$A$ solid right circular cone of height $120 \,cm$ and radius $60 \,cm$ is placed in a right circular cylinder full of water of height $180 \,cm$ such that it touches the bottom. Find the volume of water left in the cylinder,if the radius of the cylinder is equal to the radius of the cone.

(N/A) $(i)$ When a solid object is submerged in a container full of water,the volume of water displaced is equal to the volume of the submerged part of the object.
$(ii)$ The total volume of water initially in the cylinder is equal to the volume of the cylinder.
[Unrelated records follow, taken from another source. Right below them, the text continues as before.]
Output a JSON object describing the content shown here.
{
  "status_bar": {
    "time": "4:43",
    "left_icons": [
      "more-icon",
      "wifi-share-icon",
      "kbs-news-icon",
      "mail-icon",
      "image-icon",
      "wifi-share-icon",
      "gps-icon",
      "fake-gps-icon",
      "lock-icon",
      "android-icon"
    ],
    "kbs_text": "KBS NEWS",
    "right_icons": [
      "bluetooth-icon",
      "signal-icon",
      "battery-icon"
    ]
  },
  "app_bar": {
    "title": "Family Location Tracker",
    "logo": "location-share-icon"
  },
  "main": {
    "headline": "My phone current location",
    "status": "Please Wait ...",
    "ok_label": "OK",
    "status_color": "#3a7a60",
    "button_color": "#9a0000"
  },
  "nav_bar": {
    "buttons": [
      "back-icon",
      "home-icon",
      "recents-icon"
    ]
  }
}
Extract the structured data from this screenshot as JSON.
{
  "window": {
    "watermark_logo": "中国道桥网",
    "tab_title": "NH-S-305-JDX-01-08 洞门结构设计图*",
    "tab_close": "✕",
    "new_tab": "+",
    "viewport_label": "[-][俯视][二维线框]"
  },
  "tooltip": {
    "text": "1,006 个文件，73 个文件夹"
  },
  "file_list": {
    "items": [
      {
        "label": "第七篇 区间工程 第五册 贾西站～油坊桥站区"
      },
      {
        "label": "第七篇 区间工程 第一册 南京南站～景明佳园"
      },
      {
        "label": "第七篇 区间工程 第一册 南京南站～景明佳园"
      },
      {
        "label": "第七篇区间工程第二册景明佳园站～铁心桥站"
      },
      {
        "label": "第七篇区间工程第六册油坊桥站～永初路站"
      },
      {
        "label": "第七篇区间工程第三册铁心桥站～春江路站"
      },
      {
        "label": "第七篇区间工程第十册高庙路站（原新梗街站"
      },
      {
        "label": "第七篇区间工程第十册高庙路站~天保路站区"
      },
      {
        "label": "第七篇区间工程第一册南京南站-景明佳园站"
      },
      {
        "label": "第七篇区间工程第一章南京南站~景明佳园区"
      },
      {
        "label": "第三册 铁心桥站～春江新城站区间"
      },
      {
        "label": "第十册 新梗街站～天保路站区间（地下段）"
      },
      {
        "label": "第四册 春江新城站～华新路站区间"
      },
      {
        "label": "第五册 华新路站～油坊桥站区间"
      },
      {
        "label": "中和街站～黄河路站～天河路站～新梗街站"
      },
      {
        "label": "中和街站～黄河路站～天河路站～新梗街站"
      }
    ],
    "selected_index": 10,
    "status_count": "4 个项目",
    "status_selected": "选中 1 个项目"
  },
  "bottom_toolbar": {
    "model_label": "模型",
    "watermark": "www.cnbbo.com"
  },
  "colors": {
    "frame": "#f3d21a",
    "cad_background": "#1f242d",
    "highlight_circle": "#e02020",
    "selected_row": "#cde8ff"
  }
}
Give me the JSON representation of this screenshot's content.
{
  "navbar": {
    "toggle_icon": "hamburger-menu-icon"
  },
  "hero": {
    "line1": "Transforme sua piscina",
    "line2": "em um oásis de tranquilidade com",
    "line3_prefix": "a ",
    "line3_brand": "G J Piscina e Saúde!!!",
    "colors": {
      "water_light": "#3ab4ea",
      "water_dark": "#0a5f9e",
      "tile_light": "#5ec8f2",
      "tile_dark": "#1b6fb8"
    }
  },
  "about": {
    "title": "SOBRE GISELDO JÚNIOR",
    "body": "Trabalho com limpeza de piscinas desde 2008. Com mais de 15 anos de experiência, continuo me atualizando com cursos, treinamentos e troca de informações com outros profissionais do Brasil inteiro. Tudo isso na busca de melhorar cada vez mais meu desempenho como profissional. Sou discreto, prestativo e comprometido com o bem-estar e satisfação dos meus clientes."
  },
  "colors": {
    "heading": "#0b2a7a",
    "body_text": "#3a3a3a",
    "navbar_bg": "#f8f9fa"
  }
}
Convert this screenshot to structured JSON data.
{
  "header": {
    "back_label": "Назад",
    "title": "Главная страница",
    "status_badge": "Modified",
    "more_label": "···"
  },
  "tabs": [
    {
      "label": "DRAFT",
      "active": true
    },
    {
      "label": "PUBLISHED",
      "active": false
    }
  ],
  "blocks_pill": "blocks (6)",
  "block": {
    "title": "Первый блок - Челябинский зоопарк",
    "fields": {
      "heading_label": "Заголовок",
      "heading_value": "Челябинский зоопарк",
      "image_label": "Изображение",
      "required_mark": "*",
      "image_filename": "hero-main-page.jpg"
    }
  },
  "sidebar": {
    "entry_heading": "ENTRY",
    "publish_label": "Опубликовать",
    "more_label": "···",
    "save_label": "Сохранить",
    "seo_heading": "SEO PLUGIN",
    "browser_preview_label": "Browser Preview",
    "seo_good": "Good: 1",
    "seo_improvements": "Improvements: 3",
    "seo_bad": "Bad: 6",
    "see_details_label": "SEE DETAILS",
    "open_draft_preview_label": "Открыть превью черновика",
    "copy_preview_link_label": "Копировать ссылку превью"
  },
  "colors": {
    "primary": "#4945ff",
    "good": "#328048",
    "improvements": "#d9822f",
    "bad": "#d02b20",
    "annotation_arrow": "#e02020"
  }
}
$(iii)$ The volume of water left in the cylinder $=$ (Total volume of the cylinder) $-$ (Volume of the submerged cone).
Given:
Height of the cone $(h_1)$ $= 120 \,cm$
Radius of the cone $(r)$ $= 60 \,cm$
Height of the cylinder $(h_2)$ $= 180 \,cm$
Radius of the cylinder $(r)$ $= 60 \,cm$
Volume of the cone $= \frac{1}{3} \pi r^2 h_1 = \frac{1}{3} \times \pi \times (60)^2 \times 120 = 144000 \pi \,cm^3$.
Volume of the cylinder $= \pi r^2 h_2 = \pi \times (60)^2 \times 180 = 648000 \pi \,cm^3$.
Since the cone is fully submerged,the volume of water displaced is equal to the volume of the cone,which is $144000 \pi \,cm^3$.
Volume of water left in the cylinder $= 648000 \pi - 144000 \pi = 504000 \pi \,cm^3$.
Using $\pi \approx \frac{22}{7}$:
Volume $= 504000 \times \frac{22}{7} = 72000 \times 22 = 1584000 \,cm^3$.
Converting to cubic meters $(1 \,m^3 = 10^6 \,cm^3)$:
Volume $= \frac{1584000}{1000000} \,m^3 = 1.584 \,m^3$.
Thus,the volume of water left in the cylinder is $1.584 \,m^3$.